4.4. Soweit sich die vorliegende Beschwerde gegen die Strafhöhe richtet, ist diese nicht näher begründet.

Die belangte Behörde hat in ihrem Straferkenntnis bezüglich der Strafbemessung dem § 19 VStG entsprechend auf das Ausmaß der Gefährdung des im FrPG geschützten Rechtsgutes der Aufrechterhaltung der öffentlichen Ordnung, Ruhe und Sicherheit sowie auf das Ausmaß des Verschuldens Bedacht genommen und die - vom Beschwerdeführer unbestrittenen - Vermögensverhältnisse berücksichtigt; Erschwerungs- oder Milderungsgründe sind im Verfahren nicht hervorgekommen.

Der unabhängige Verwaltungssenat des Landes Oberösterreich sieht sich vor diesem Hintergrund daher auch nicht dazu veranlaßt, das angefochtene Straferkenntnis hinsichtlich der Höhe der Geldstrafe zu beanstanden. Hinsichtlich des Umstandes, daß nach § 14b Abs.1 Z.4 zweite Alternative FrPG i.V.m. § 16 Abs.2 VStG bei einer Höhe der Geldstrafe von 3.000 S in entsprechender Relation dazu eine Ersatzfreiheitsstrafe von vier - und nicht wie im angefochtenen Straferkenntnis von drei - Tagen zu verlängern gewesen wäre, ist dem unabhängigen Verwaltungssenat hingegen aufgrund des in § 51 Abs.6 VStG grundgelegten Verbotes der reformatio in peius eine entsprechende Korrektur verwehrt.
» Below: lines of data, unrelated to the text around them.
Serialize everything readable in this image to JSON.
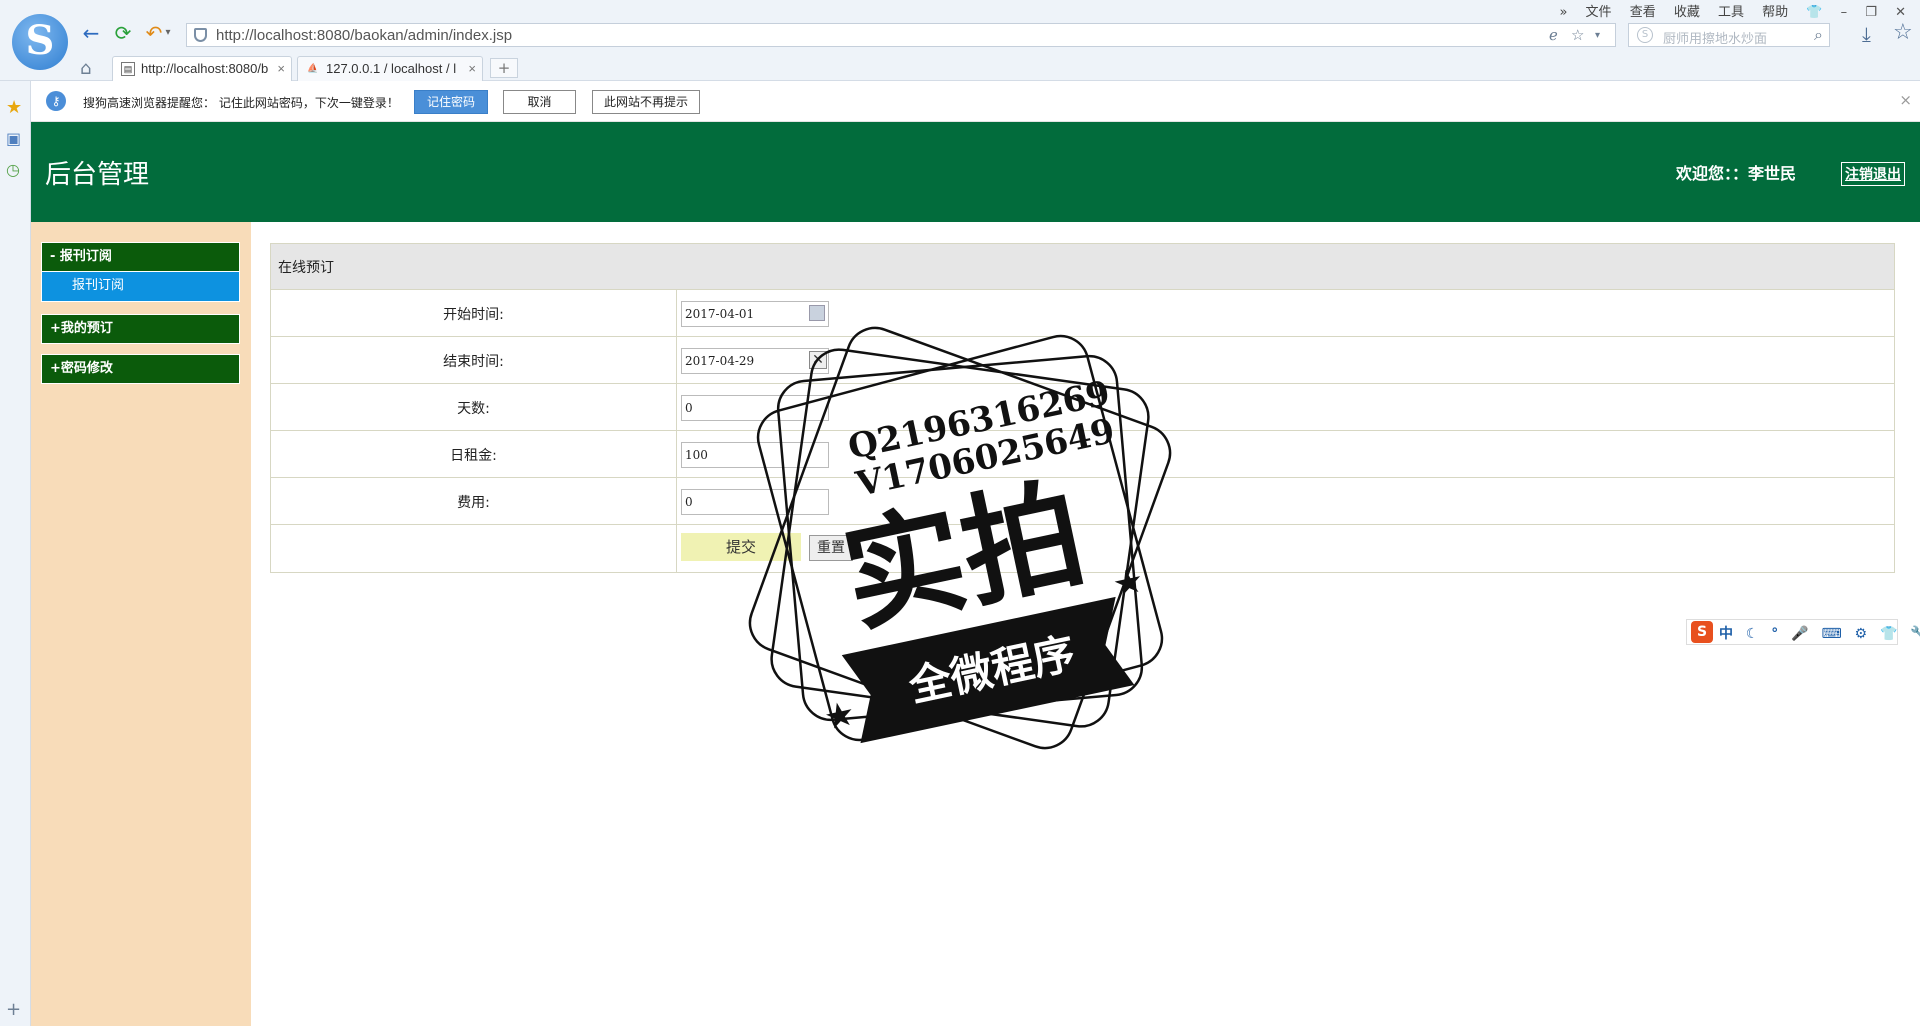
{
  "browser": {
    "url": "http://localhost:8080/baokan/admin/index.jsp",
    "search_placeholder": "厨师用擦地水炒面",
    "menu": [
      "文件",
      "查看",
      "收藏",
      "工具",
      "帮助"
    ],
    "tabs": [
      {
        "label": "http://localhost:8080/b",
        "close": "×"
      },
      {
        "label": "127.0.0.1 / localhost / l",
        "close": "×"
      }
    ],
    "new_tab": "+"
  },
  "infobar": {
    "message": "搜狗高速浏览器提醒您： 记住此网站密码，下次一键登录！",
    "remember": "记住密码",
    "cancel": "取消",
    "never": "此网站不再提示",
    "close": "×"
  },
  "header": {
    "title": "后台管理",
    "welcome": "欢迎您：：李世民",
    "logout": "注销退出"
  },
  "sidebar": {
    "items": [
      {
        "label": "- 报刊订阅",
        "sub": "报刊订阅"
      },
      {
        "label": "+我的预订"
      },
      {
        "label": "+密码修改"
      }
    ]
  },
  "form": {
    "title": "在线预订",
    "fields": [
      {
        "label": "开始时间:",
        "value": "2017-04-01"
      },
      {
        "label": "结束时间:",
        "value": "2017-04-29"
      },
      {
        "label": "天数:",
        "value": "0"
      },
      {
        "label": "日租金:",
        "value": "100"
      },
      {
        "label": "费用:",
        "value": "0"
      }
    ],
    "submit": "提交",
    "reset": "重置"
  },
  "ime": {
    "logo": "S",
    "label": "中"
  },
  "watermark": {
    "line1": "Q2196316269",
    "line2": "V1706025649",
    "main": "实拍",
    "banner": "全微程序"
  },
  "colors": {
    "header_bg": "#026c3c",
    "menu_head": "#0b5b0b",
    "menu_active": "#0d92e0",
    "sidebar_bg": "#f8dcb9"
  }
}
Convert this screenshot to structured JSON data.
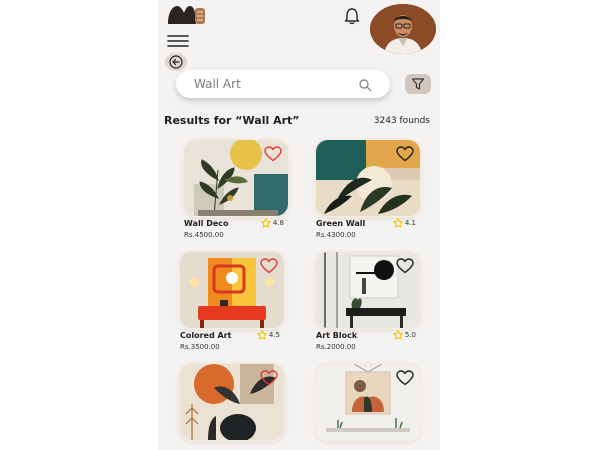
{
  "colors": {
    "screen_bg": "#f5f3f1",
    "accent_brown": "#8c4b27",
    "heart_red": "#e53935",
    "star_yellow": "#f2c200",
    "filter_bg": "#d2c7bf"
  },
  "header": {
    "logo_icon": "brand-logo",
    "notification_icon": "bell-icon",
    "avatar_icon": "user-avatar",
    "menu_icon": "hamburger-icon",
    "back_icon": "back-arrow-icon"
  },
  "search": {
    "value": "Wall Art",
    "icon": "search-icon",
    "filter_icon": "filter-icon"
  },
  "results": {
    "title": "Results for “Wall Art”",
    "count": "3243 founds"
  },
  "products": [
    {
      "name": "Wall Deco",
      "rating": "4.8",
      "price": "Rs.4500.00",
      "heart_color": "#e53935"
    },
    {
      "name": "Green Wall",
      "rating": "4.1",
      "price": "Rs.4300.00",
      "heart_color": "#1f1f1f"
    },
    {
      "name": "Colored Art",
      "rating": "4.5",
      "price": "Rs.3500.00",
      "heart_color": "#e53935"
    },
    {
      "name": "Art Block",
      "rating": "5.0",
      "price": "Rs.2000.00",
      "heart_color": "#1f1f1f"
    },
    {
      "name": "",
      "rating": "",
      "price": "",
      "heart_color": "#e53935"
    },
    {
      "name": "",
      "rating": "",
      "price": "",
      "heart_color": "#1f1f1f"
    }
  ]
}
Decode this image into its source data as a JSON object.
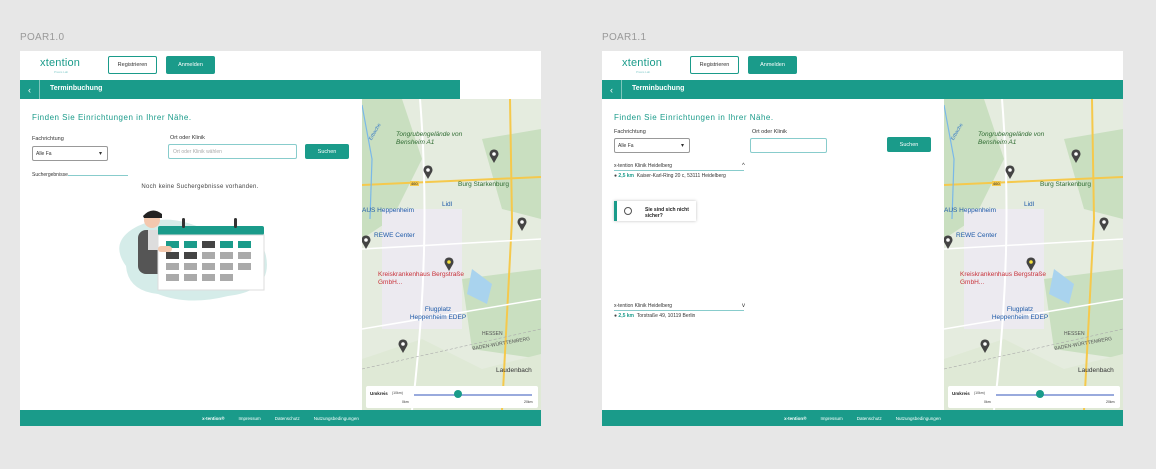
{
  "frames": [
    {
      "label": "POAR1.0",
      "logo": "xtention",
      "logo_sub": "Praxis Lab",
      "register_label": "Registrieren",
      "login_label": "Anmelden",
      "back_icon": "chevron-left-icon",
      "bar_title": "Terminbuchung",
      "heading": "Finden Sie Einrichtungen in Ihrer Nähe.",
      "field1_label": "Fachrichtung",
      "field1_value": "Alle Fa",
      "field2_label": "Ort oder Klinik",
      "field2_placeholder": "Ort oder Klinik wählen",
      "search_label": "Suchen",
      "results_label": "Suchergebnisse",
      "empty_text": "Noch keine Suchergebnisse vorhanden.",
      "slider_label": "Umkreis",
      "slider_value": "(10km)",
      "slider_min": "0km",
      "slider_max": "20km",
      "footer": [
        "x-tention®",
        "Impressum",
        "Datenschutz",
        "Nutzungsbedingungen"
      ]
    },
    {
      "label": "POAR1.1",
      "logo": "xtention",
      "logo_sub": "Praxis Lab",
      "register_label": "Registrieren",
      "login_label": "Anmelden",
      "back_icon": "chevron-left-icon",
      "bar_title": "Terminbuchung",
      "heading": "Finden Sie Einrichtungen in Ihrer Nähe.",
      "field1_label": "Fachrichtung",
      "field1_value": "Alle Fa",
      "field2_label": "Ort oder Klinik",
      "field2_placeholder": "",
      "search_label": "Suchen",
      "results": [
        {
          "name": "x-tention Klinik Heidelberg",
          "distance": "2,5 km",
          "address": "Kaiser-Karl-Ring 20 c, 53111 Heidelberg",
          "chevron": "^"
        },
        {
          "name": "x-tention Klinik Heidelberg",
          "distance": "2,5 km",
          "address": "Torstraße 49, 10119 Berlin",
          "chevron": "v"
        }
      ],
      "help_text": "Sie sind sich nicht sicher?",
      "slider_label": "Umkreis",
      "slider_value": "(10km)",
      "slider_min": "0km",
      "slider_max": "20km",
      "footer": [
        "x-tention®",
        "Impressum",
        "Datenschutz",
        "Nutzungsbedingungen"
      ]
    }
  ],
  "map": {
    "labels": [
      "Tongrubengelände von Bensheim A1",
      "Burg Starkenburg",
      "Lidl",
      "AUS Heppenheim",
      "REWE Center",
      "Kreiskrankenhaus Bergstraße GmbH...",
      "Flugplatz Heppenheim EDEP",
      "HESSEN",
      "BADEN-WÜRTTEMBERG",
      "Laudenbach",
      "Erbache",
      "460"
    ]
  },
  "colors": {
    "primary": "#1a9b8a"
  }
}
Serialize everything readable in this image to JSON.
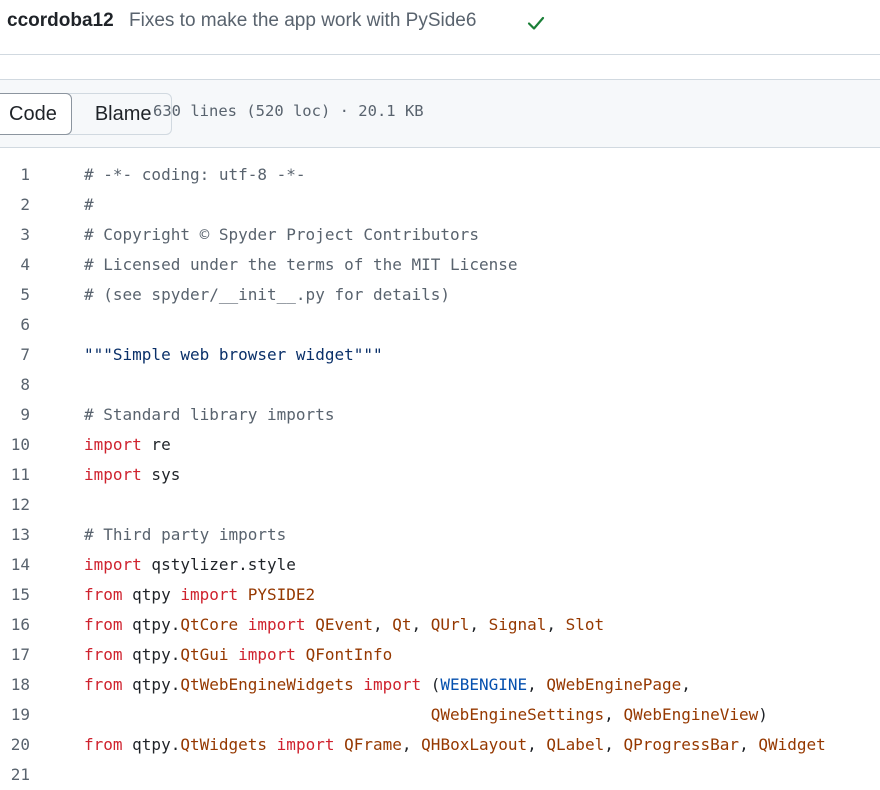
{
  "commit": {
    "author": "ccordoba12",
    "message": "Fixes to make the app work with PySide6",
    "status_icon": "check-icon",
    "status_color": "#1a7f37"
  },
  "toolbar": {
    "tabs": [
      {
        "label": "Code",
        "selected": true
      },
      {
        "label": "Blame",
        "selected": false
      }
    ],
    "file_info": "630 lines (520 loc) · 20.1 KB"
  },
  "code": {
    "lines": [
      {
        "num": "1",
        "tokens": [
          {
            "t": "# -*- coding: utf-8 -*-",
            "c": "c"
          }
        ]
      },
      {
        "num": "2",
        "tokens": [
          {
            "t": "#",
            "c": "c"
          }
        ]
      },
      {
        "num": "3",
        "tokens": [
          {
            "t": "# Copyright © Spyder Project Contributors",
            "c": "c"
          }
        ]
      },
      {
        "num": "4",
        "tokens": [
          {
            "t": "# Licensed under the terms of the MIT License",
            "c": "c"
          }
        ]
      },
      {
        "num": "5",
        "tokens": [
          {
            "t": "# (see spyder/__init__.py for details)",
            "c": "c"
          }
        ]
      },
      {
        "num": "6",
        "tokens": []
      },
      {
        "num": "7",
        "tokens": [
          {
            "t": "\"\"\"Simple web browser widget\"\"\"",
            "c": "s"
          }
        ]
      },
      {
        "num": "8",
        "tokens": []
      },
      {
        "num": "9",
        "tokens": [
          {
            "t": "# Standard library imports",
            "c": "c"
          }
        ]
      },
      {
        "num": "10",
        "tokens": [
          {
            "t": "import",
            "c": "k"
          },
          {
            "t": " re",
            "c": ""
          }
        ]
      },
      {
        "num": "11",
        "tokens": [
          {
            "t": "import",
            "c": "k"
          },
          {
            "t": " sys",
            "c": ""
          }
        ]
      },
      {
        "num": "12",
        "tokens": []
      },
      {
        "num": "13",
        "tokens": [
          {
            "t": "# Third party imports",
            "c": "c"
          }
        ]
      },
      {
        "num": "14",
        "tokens": [
          {
            "t": "import",
            "c": "k"
          },
          {
            "t": " qstylizer.style",
            "c": ""
          }
        ]
      },
      {
        "num": "15",
        "tokens": [
          {
            "t": "from",
            "c": "k"
          },
          {
            "t": " qtpy ",
            "c": ""
          },
          {
            "t": "import",
            "c": "k"
          },
          {
            "t": " PYSIDE2",
            "c": "n"
          }
        ]
      },
      {
        "num": "16",
        "tokens": [
          {
            "t": "from",
            "c": "k"
          },
          {
            "t": " qtpy.",
            "c": ""
          },
          {
            "t": "QtCore",
            "c": "n"
          },
          {
            "t": " ",
            "c": ""
          },
          {
            "t": "import",
            "c": "k"
          },
          {
            "t": " ",
            "c": ""
          },
          {
            "t": "QEvent",
            "c": "n"
          },
          {
            "t": ", ",
            "c": ""
          },
          {
            "t": "Qt",
            "c": "n"
          },
          {
            "t": ", ",
            "c": ""
          },
          {
            "t": "QUrl",
            "c": "n"
          },
          {
            "t": ", ",
            "c": ""
          },
          {
            "t": "Signal",
            "c": "n"
          },
          {
            "t": ", ",
            "c": ""
          },
          {
            "t": "Slot",
            "c": "n"
          }
        ]
      },
      {
        "num": "17",
        "tokens": [
          {
            "t": "from",
            "c": "k"
          },
          {
            "t": " qtpy.",
            "c": ""
          },
          {
            "t": "QtGui",
            "c": "n"
          },
          {
            "t": " ",
            "c": ""
          },
          {
            "t": "import",
            "c": "k"
          },
          {
            "t": " ",
            "c": ""
          },
          {
            "t": "QFontInfo",
            "c": "n"
          }
        ]
      },
      {
        "num": "18",
        "tokens": [
          {
            "t": "from",
            "c": "k"
          },
          {
            "t": " qtpy.",
            "c": ""
          },
          {
            "t": "QtWebEngineWidgets",
            "c": "n"
          },
          {
            "t": " ",
            "c": ""
          },
          {
            "t": "import",
            "c": "k"
          },
          {
            "t": " (",
            "c": ""
          },
          {
            "t": "WEBENGINE",
            "c": "b"
          },
          {
            "t": ", ",
            "c": ""
          },
          {
            "t": "QWebEnginePage",
            "c": "n"
          },
          {
            "t": ",",
            "c": ""
          }
        ]
      },
      {
        "num": "19",
        "tokens": [
          {
            "t": "                                    ",
            "c": ""
          },
          {
            "t": "QWebEngineSettings",
            "c": "n"
          },
          {
            "t": ", ",
            "c": ""
          },
          {
            "t": "QWebEngineView",
            "c": "n"
          },
          {
            "t": ")",
            "c": ""
          }
        ]
      },
      {
        "num": "20",
        "tokens": [
          {
            "t": "from",
            "c": "k"
          },
          {
            "t": " qtpy.",
            "c": ""
          },
          {
            "t": "QtWidgets",
            "c": "n"
          },
          {
            "t": " ",
            "c": ""
          },
          {
            "t": "import",
            "c": "k"
          },
          {
            "t": " ",
            "c": ""
          },
          {
            "t": "QFrame",
            "c": "n"
          },
          {
            "t": ", ",
            "c": ""
          },
          {
            "t": "QHBoxLayout",
            "c": "n"
          },
          {
            "t": ", ",
            "c": ""
          },
          {
            "t": "QLabel",
            "c": "n"
          },
          {
            "t": ", ",
            "c": ""
          },
          {
            "t": "QProgressBar",
            "c": "n"
          },
          {
            "t": ", ",
            "c": ""
          },
          {
            "t": "QWidget",
            "c": "n"
          }
        ]
      },
      {
        "num": "21",
        "tokens": []
      }
    ]
  }
}
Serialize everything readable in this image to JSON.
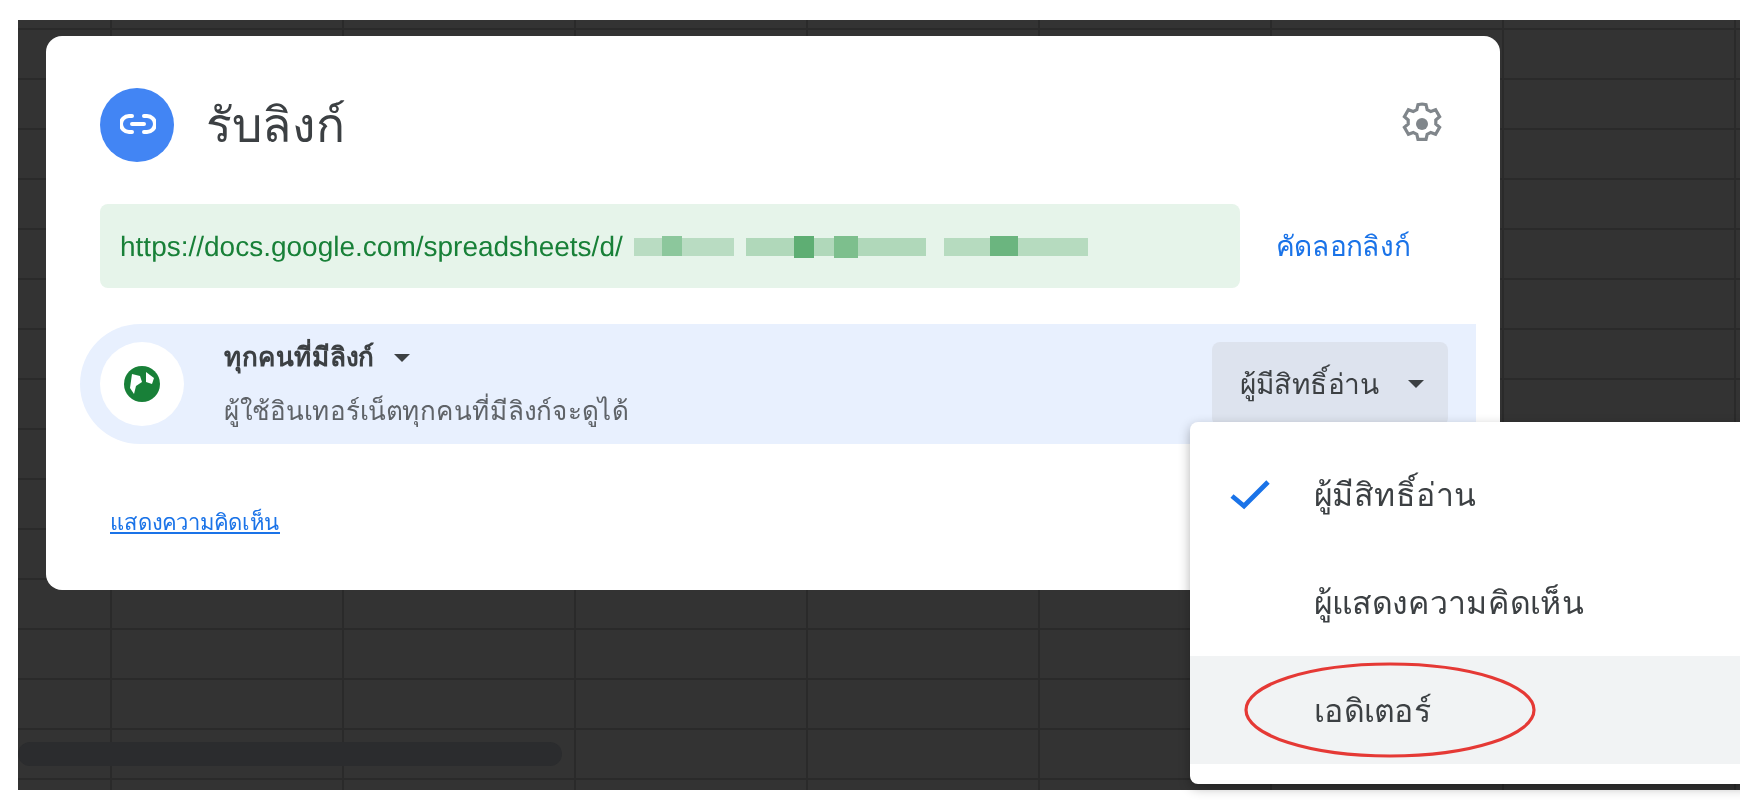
{
  "dialog": {
    "title": "รับลิงก์",
    "url": "https://docs.google.com/spreadsheets/d/",
    "url_redacted": true,
    "copy_link": "คัดลอกลิงก์",
    "access": {
      "title": "ทุกคนที่มีลิงก์",
      "description": "ผู้ใช้อินเทอร์เน็ตทุกคนที่มีลิงก์จะดูได้",
      "role": "ผู้มีสิทธิ์อ่าน"
    },
    "comment_link": "แสดงความคิดเห็น"
  },
  "role_menu": {
    "items": [
      {
        "label": "ผู้มีสิทธิ์อ่าน",
        "selected": true,
        "hovered": false,
        "circled": false
      },
      {
        "label": "ผู้แสดงความคิดเห็น",
        "selected": false,
        "hovered": false,
        "circled": false
      },
      {
        "label": "เอดิเตอร์",
        "selected": false,
        "hovered": true,
        "circled": true
      }
    ]
  }
}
4.5. Aus allen diesen Gründen war daher die vorliegende Beschwerde abzuweisen.

5. Bei diesem Verfahrensergebnis war dem Beschwerdeführer gemäß § 64 Abs.1 und 2 VStG ein Kostenbeitrag für das Strafverfahren in erster Instanz in Höhe von 10% der verhängten Strafe, d.s. 300 S, und für das Strafverfahren vor dem unabhängigen Verwaltungssenat in Höhe von 20% der verhängten Strafe, d.s. 600 S, sohin insgesamt in Höhe von 900 S aufzuerlegen.

Rechtsmittelbelehrung:

Gegen diesen Bescheid ist kein ordentliches Rechtsmittel zulässig.

H i n w e i s :

Gegen diesen Bescheid kann von den Parteien des Verfahrens (§ 51d VStG) innerhalb von sechs Wochen ab Zustellung eine Beschwerde an den Verwaltungsgerichtshof oder an den Verfassungsgerichtshof erhoben werden; diese muß jeweils von einem Rechtsanwalt unterschrieben sein.